The legend originated in folklore, perhaps even as a heroic poem. The legend includes characters such as:

- Časlav was a Serbian ruler active 927/928 or 933/934 to 944, mentioned in De Administrando Imperio (DAI). He possibly fought with the Magyars, who were a threat to Bulgaria and Byzantium, and as a Byzantine ally had the role of defending the area south of the Sava and Danube, and he might also have fallen in battle. The name of LPD's Časlav's father, Radoslav, is found in the DAI as a Serbian ruler as well.

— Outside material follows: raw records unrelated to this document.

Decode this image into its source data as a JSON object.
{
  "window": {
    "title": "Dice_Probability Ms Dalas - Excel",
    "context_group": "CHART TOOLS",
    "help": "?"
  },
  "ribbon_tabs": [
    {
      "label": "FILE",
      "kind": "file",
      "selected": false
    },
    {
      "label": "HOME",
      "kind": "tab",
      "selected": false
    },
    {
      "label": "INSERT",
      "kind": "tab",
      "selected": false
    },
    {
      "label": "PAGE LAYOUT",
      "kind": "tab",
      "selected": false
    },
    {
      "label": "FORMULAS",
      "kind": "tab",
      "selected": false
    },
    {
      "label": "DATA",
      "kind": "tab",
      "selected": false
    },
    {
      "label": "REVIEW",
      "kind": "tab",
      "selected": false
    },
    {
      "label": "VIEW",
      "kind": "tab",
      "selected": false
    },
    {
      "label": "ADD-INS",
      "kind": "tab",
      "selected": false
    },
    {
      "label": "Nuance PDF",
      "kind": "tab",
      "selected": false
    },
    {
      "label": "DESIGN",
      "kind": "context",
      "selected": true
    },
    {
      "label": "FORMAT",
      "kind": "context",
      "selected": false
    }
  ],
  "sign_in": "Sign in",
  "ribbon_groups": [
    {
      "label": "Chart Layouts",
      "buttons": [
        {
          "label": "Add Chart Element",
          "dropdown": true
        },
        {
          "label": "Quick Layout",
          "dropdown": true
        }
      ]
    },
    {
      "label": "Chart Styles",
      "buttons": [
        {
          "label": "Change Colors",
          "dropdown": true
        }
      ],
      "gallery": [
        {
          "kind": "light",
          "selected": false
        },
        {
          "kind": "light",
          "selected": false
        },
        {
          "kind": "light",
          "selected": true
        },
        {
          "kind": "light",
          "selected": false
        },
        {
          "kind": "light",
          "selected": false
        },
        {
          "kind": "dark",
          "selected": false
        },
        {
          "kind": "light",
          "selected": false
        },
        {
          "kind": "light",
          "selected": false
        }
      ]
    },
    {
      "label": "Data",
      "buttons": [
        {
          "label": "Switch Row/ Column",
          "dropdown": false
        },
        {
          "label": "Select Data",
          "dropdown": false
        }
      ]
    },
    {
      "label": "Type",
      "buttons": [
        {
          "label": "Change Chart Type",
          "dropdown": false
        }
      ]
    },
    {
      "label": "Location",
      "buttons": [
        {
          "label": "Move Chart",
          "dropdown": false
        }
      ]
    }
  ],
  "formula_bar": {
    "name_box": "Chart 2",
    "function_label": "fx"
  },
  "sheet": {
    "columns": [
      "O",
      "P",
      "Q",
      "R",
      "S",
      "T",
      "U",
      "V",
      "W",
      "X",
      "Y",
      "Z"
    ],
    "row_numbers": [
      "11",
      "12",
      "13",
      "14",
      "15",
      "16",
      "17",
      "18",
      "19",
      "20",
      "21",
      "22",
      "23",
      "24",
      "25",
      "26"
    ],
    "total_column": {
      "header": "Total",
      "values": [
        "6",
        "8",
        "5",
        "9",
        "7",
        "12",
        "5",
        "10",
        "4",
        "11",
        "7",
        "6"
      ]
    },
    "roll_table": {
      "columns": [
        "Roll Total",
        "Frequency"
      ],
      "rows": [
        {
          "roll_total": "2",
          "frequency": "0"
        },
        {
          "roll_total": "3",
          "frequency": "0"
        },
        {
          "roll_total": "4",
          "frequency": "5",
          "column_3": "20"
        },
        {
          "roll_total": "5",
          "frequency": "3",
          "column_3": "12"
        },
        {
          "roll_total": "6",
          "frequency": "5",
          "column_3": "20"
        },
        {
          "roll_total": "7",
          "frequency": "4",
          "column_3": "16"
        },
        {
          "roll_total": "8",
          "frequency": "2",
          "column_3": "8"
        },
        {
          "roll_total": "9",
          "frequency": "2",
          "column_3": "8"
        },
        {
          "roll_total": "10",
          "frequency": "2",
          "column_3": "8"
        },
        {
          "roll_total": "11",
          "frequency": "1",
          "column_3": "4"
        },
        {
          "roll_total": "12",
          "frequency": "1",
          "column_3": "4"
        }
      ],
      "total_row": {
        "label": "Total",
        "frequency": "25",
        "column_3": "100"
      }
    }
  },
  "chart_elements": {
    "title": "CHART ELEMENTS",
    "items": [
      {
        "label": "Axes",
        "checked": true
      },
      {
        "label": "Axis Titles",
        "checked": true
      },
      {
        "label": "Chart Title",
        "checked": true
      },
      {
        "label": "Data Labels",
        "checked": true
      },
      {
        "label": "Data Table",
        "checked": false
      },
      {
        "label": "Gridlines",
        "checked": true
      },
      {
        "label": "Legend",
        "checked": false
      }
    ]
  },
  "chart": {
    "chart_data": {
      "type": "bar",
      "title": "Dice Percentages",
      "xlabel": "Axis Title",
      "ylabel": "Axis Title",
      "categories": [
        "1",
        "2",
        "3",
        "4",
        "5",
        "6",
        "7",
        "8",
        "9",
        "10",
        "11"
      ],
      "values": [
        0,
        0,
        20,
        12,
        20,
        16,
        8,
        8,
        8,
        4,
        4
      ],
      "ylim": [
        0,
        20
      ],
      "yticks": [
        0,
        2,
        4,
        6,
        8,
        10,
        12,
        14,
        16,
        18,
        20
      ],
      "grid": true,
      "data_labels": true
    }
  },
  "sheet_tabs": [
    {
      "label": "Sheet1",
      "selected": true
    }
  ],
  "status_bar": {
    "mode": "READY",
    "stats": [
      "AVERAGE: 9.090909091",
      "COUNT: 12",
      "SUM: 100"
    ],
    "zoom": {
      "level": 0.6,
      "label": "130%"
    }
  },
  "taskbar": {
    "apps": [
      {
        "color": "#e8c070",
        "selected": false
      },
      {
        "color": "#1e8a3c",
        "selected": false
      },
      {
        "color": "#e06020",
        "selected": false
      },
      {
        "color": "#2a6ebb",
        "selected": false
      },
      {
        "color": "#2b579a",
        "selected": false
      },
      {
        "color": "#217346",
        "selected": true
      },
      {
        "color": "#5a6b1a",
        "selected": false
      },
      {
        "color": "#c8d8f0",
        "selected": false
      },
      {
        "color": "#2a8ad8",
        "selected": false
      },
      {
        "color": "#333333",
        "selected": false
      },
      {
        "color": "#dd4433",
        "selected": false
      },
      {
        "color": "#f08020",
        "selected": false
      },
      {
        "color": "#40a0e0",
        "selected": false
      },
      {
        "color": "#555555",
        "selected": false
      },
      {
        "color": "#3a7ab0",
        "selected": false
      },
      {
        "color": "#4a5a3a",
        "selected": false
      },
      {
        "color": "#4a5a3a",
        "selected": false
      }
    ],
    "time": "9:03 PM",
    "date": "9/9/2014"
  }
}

- Kys (Ciz, Chiz, Chys) was a Hungarian nobleman with the title of comes ("count"), who is mentioned in the Viennese illustrative chronicle Chronicon Pictum (1358) as having fought and fallen at the Krassó river in 1128 during the Byzantine–Hungarian War (1127–1129).

- Tihomil is a name derived from the 12th-century Serbian ruler Tihomir ( 1165–1166), and a legendary figure is also found in the legend of the Nemanjić dynasty in Serbian chronicles as the son of "Beli Uroš".